"[S]how plainly the true intentions of the treacherous colonists and of their abettors, who came from parts of the United States of the North."
I'm surprised that quoting that didn't get some mention. Most Texans don't like it when folks point out how Houston and Co. basically tricked the Mexican government into letting them into East Texas.
For those unfamiliar with the history, what happened was that Sam Houston had made an agreement with the Mexican governor of Texas that if he and his followers would renounce their US citizenship and swear allegiance to Mexico, convert to Catholicism, use Spanish as their main language, and abandon slavery, they would be allowed to colonize the otherwise uninhabited (by Mexicans, that is) northern and eastern parts of the region. Convinced that Houston had dealt with them in good faith, the Mexican officials basically handed the land over to them and returned to the capitol (no one in Mexico wanted to live in Texas, which is why the made the deal in the first place; they needed a local population who could protect them from the US. Oh, the irony...).

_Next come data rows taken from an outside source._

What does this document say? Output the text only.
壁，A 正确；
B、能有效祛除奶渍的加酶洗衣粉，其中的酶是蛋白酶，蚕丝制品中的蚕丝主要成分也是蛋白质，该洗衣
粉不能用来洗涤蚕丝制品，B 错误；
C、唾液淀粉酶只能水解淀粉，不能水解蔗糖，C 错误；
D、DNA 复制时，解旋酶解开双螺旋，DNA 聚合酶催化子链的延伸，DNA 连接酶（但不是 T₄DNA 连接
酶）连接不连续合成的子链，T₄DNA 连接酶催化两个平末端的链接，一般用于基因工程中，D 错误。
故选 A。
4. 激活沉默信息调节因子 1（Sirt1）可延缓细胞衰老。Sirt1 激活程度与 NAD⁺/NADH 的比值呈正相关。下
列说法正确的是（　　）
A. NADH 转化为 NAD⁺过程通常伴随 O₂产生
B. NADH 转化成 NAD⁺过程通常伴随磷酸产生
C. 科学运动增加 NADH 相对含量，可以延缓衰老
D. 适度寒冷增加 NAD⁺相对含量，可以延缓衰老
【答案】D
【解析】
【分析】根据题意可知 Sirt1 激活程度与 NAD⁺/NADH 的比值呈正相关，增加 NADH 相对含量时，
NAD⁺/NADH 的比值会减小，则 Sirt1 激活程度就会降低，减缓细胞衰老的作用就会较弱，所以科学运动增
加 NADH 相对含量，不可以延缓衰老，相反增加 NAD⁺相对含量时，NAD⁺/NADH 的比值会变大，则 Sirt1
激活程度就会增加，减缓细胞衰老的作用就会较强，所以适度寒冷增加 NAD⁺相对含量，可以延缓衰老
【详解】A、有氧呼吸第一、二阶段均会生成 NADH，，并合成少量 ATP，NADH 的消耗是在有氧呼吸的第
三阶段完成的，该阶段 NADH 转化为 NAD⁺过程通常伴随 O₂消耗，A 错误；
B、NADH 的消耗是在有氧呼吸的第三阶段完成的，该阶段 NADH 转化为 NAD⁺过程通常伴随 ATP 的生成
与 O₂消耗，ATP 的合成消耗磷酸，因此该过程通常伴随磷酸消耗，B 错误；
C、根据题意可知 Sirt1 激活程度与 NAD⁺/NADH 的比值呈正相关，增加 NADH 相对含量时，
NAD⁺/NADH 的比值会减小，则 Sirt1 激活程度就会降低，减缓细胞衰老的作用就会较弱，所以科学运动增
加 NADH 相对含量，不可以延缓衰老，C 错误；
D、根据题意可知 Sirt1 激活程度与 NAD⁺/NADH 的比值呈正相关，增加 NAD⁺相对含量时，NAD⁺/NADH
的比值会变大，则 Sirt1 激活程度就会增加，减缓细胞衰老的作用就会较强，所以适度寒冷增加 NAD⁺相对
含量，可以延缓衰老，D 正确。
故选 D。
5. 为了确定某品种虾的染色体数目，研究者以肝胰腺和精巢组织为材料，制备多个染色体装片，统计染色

The deal having been made, Houston then gathered up imigrants from the US on the promise that they wouldn't have tp do those things, and that they would be preparing Texas for an inevitable purchase by the US.
Well, this went on for about a decade, but eventually the Mexican officials got wind of this. When they demanded that Houston stand by his agreement, the new Texans threw the Mexican officials out and raised an army to keep the Mexican rmy from evicting them. The rest is history.